A very attractive valuation; one that either investors or pharma are likely to appreciate. Tekmira has collaborations and/or licenses in place with Alnylam, Merck (MRK), and Bristol Myers Squibb (BMY). The company hasn’t announced a new collaboration in over two years, we believe due to the 20 months spent on litigation with Alnylam.

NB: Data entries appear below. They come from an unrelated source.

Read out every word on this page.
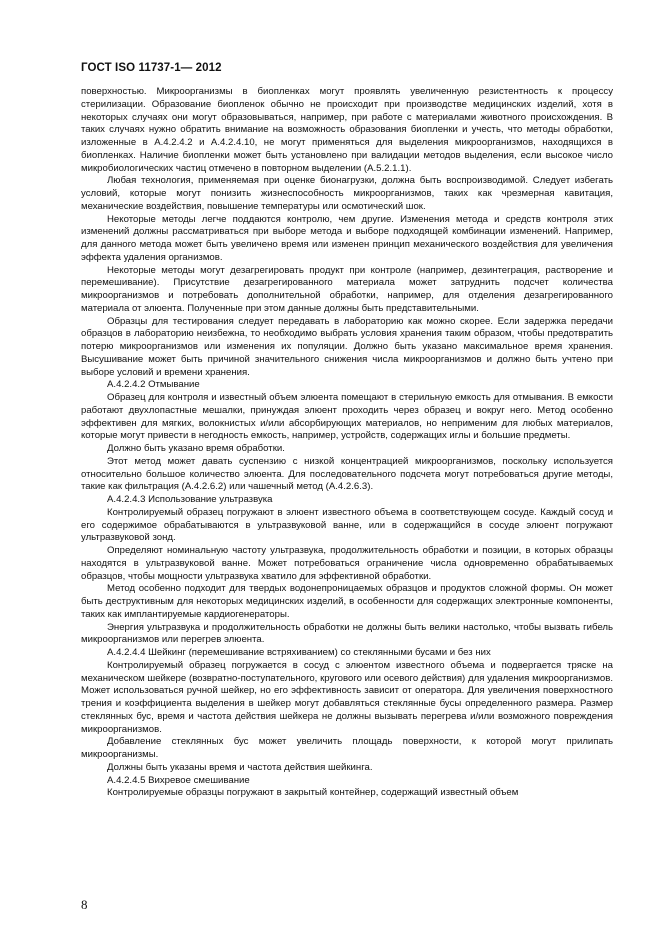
ГОСТ ISO 11737-1— 2012

поверхностью. Микроорганизмы в биопленках могут проявлять увеличенную резистентность к процессу стерилизации. Образование биопленок обычно не происходит при производстве медицинских изделий, хотя в некоторых случаях они могут образовываться, например, при работе с материалами животного происхождения. В таких случаях нужно обратить внимание на возможность образования биопленки и учесть, что методы обработки, изложенные в А.4.2.4.2 и А.4.2.4.10, не могут применяться для выделения микроорганизмов, находящихся в биопленках. Наличие биопленки может быть установлено при валидации методов выделения, если высокое число микробиологических частиц отмечено в повторном выделении (А.5.2.1.1).

Любая технология, применяемая при оценке бионагрузки, должна быть воспроизводимой. Следует избегать условий, которые могут понизить жизнеспособность микроорганизмов, таких как чрезмерная кавитация, механические воздействия, повышение температуры или осмотический шок.

Некоторые методы легче поддаются контролю, чем другие. Изменения метода и средств контроля этих изменений должны рассматриваться при выборе метода и выборе подходящей комбинации изменений. Например, для данного метода может быть увеличено время или изменен принцип механического воздействия для увеличения эффекта удаления организмов.

Некоторые методы могут дезагрегировать продукт при контроле (например, дезинтеграция, растворение и перемешивание). Присутствие дезагрегированного материала может затруднить подсчет количества микроорганизмов и потребовать дополнительной обработки, например, для отделения дезагрегированного материала от элюента. Полученные при этом данные должны быть представительными.

Образцы для тестирования следует передавать в лабораторию как можно скорее. Если задержка передачи образцов в лабораторию неизбежна, то необходимо выбрать условия хранения таким образом, чтобы предотвратить потерю микроорганизмов или изменения их популяции. Должно быть указано максимальное время хранения. Высушивание может быть причиной значительного снижения числа микроорганизмов и должно быть учтено при выборе условий и времени хранения.

А.4.2.4.2 Отмывание

Образец для контроля и известный объем элюента помещают в стерильную емкость для отмывания. В емкости работают двухлопастные мешалки, принуждая элюент проходить через образец и вокруг него. Метод особенно эффективен для мягких, волокнистых и/или абсорбирующих материалов, но неприменим для любых материалов, которые могут привести в негодность емкость, например, устройств, содержащих иглы и большие предметы.

Должно быть указано время обработки.

Этот метод может давать суспензию с низкой концентрацией микроорганизмов, поскольку используется относительно большое количество элюента. Для последовательного подсчета могут потребоваться другие методы, такие как фильтрация (А.4.2.6.2) или чашечный метод (А.4.2.6.3).

А.4.2.4.3 Использование ультразвука

Контролируемый образец погружают в элюент известного объема в соответствующем сосуде. Каждый сосуд и его содержимое обрабатываются в ультразвуковой ванне, или в содержащийся в сосуде элюент погружают ультразвуковой зонд.

Определяют номинальную частоту ультразвука, продолжительность обработки и позиции, в которых образцы находятся в ультразвуковой ванне. Может потребоваться ограничение числа одновременно обрабатываемых образцов, чтобы мощности ультразвука хватило для эффективной обработки.

Метод особенно подходит для твердых водонепроницаемых образцов и продуктов сложной формы. Он может быть деструктивным для некоторых медицинских изделий, в особенности для содержащих электронные компоненты, таких как имплантируемые кардиогенераторы.

Энергия ультразвука и продолжительность обработки не должны быть велики настолько, чтобы вызвать гибель микроорганизмов или перегрев элюента.

А.4.2.4.4 Шейкинг (перемешивание встряхиванием) со стеклянными бусами и без них

Контролируемый образец погружается в сосуд с элюентом известного объема и подвергается тряске на механическом шейкере (возвратно-поступательного, кругового или осевого действия) для удаления микроорганизмов. Может использоваться ручной шейкер, но его эффективность зависит от оператора. Для увеличения поверхностного трения и коэффициента выделения в шейкер могут добавляться стеклянные бусы определенного размера. Размер стеклянных бус, время и частота действия шейкера не должны вызывать перегрева и/или возможного повреждения микроорганизмов.

Добавление стеклянных бус может увеличить площадь поверхности, к которой могут прилипать микроорганизмы.

Должны быть указаны время и частота действия шейкинга.

А.4.2.4.5 Вихревое смешивание

Контролируемые образцы погружают в закрытый контейнер, содержащий известный объем

8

With that litigation out of the way and the patent situation regarding LNP clearly defined, we expect that Tekmira will once again become a sought after partner for companies looking for RNAi delivery.

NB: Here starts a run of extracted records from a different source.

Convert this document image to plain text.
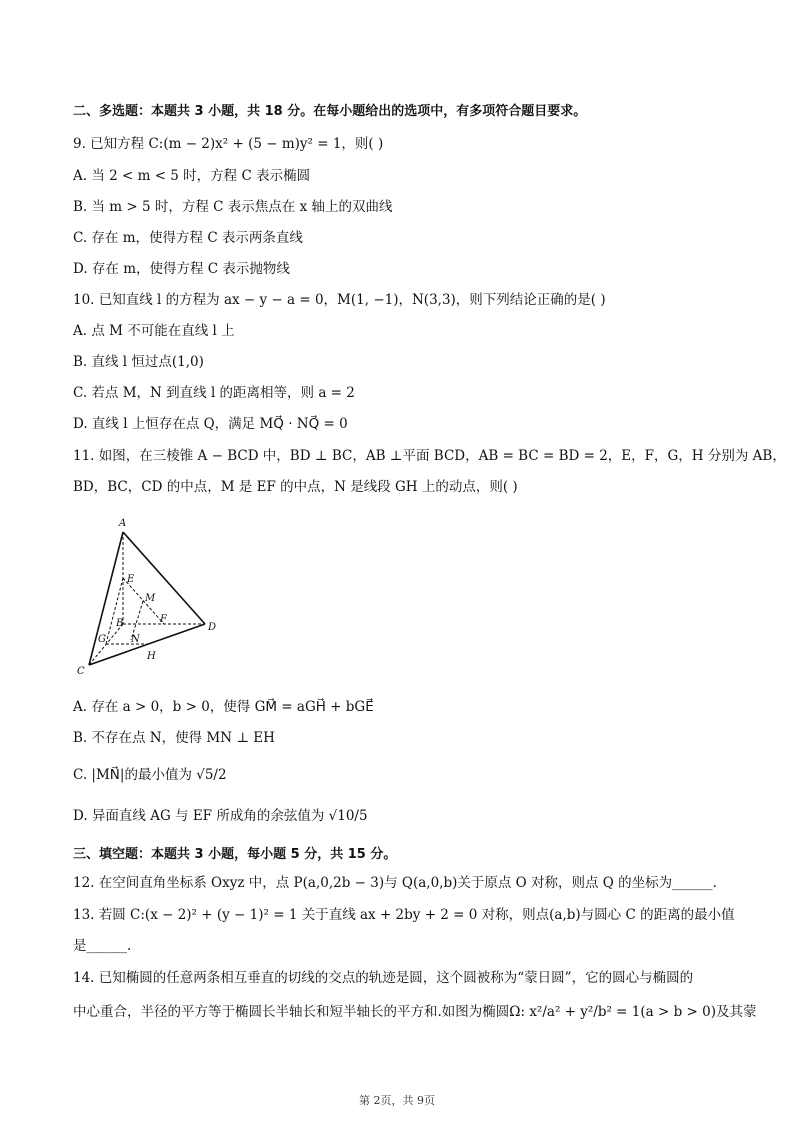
二、多选题：本题共 3 小题，共 18 分。在每小题给出的选项中，有多项符合题目要求。
9. 已知方程 C:(m − 2)x² + (5 − m)y² = 1，则( )
A. 当 2 < m < 5 时，方程 C 表示椭圆
B. 当 m > 5 时，方程 C 表示焦点在 x 轴上的双曲线
C. 存在 m，使得方程 C 表示两条直线
D. 存在 m，使得方程 C 表示抛物线
10. 已知直线 l 的方程为 ax − y − a = 0，M(1, −1)，N(3,3)，则下列结论正确的是( )
A. 点 M 不可能在直线 l 上
B. 直线 l 恒过点(1,0)
C. 若点 M，N 到直线 l 的距离相等，则 a = 2
D. 直线 l 上恒存在点 Q，满足 MQ⃗ · NQ⃗ = 0
11. 如图，在三棱锥 A − BCD 中，BD ⊥ BC，AB ⊥平面 BCD，AB = BC = BD = 2，E，F，G，H 分别为 AB，
BD，BC，CD 的中点，M 是 EF 的中点，N 是线段 GH 上的动点，则( )
A
E
M
F
B
G	N
D
C
H
A. 存在 a > 0，b > 0，使得 GM⃗ = aGH⃗ + bGE⃗
B. 不存在点 N，使得 MN ⊥ EH
C. |MN⃗|的最小值为 √5/2
D. 异面直线 AG 与 EF 所成角的余弦值为 √10/5
三、填空题：本题共 3 小题，每小题 5 分，共 15 分。
12. 在空间直角坐标系 Oxyz 中，点 P(a,0,2b − 3)与 Q(a,0,b)关于原点 O 对称，则点 Q 的坐标为______.
13. 若圆 C:(x − 2)² + (y − 1)² = 1 关于直线 ax + 2by + 2 = 0 对称，则点(a,b)与圆心 C 的距离的最小值
是______.
14. 已知椭圆的任意两条相互垂直的切线的交点的轨迹是圆，这个圆被称为“蒙日圆”，它的圆心与椭圆的
中心重合，半径的平方等于椭圆长半轴长和短半轴长的平方和.如图为椭圆Ω: x²/a² + y²/b² = 1(a > b > 0)及其蒙
第 2页，共 9页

We see three key reasons to be involved in Tekmira: 1) Cash per share of more than $3.00 and an EV of ~$20M means very limited downside; 2) Upcoming catalysts in Phase II data for ALN-TTR02, and trial initiations for VSP, PCS, Ebola, and PLK1; 3) A new pathway announcement this year that could pique the interests of investors, particularly if TKMR goes after an orphan indication; and 4) Possibility for partnerships with additional major drug companies now that the LNP litigation is out of the way. We expect that TKMR’s ~$20M EV will not last as investors focus on the value and potential value that this company has to offer. Alternatively, if the stock remains this cheap, perhaps a strategic investor will go after TKMR. For example, ALNY itself could simply acquire TKMR and never have to pay royalties or milestones to the company again, in addition to keeping its payload technology all to itself. TKMR has put in a strong support base around $4.20 (200D MA at $4.22), and we’re looking for a breakout back above $5.00 in the near-term as ALNY’s Phase II TTR02 top-line readout approaches.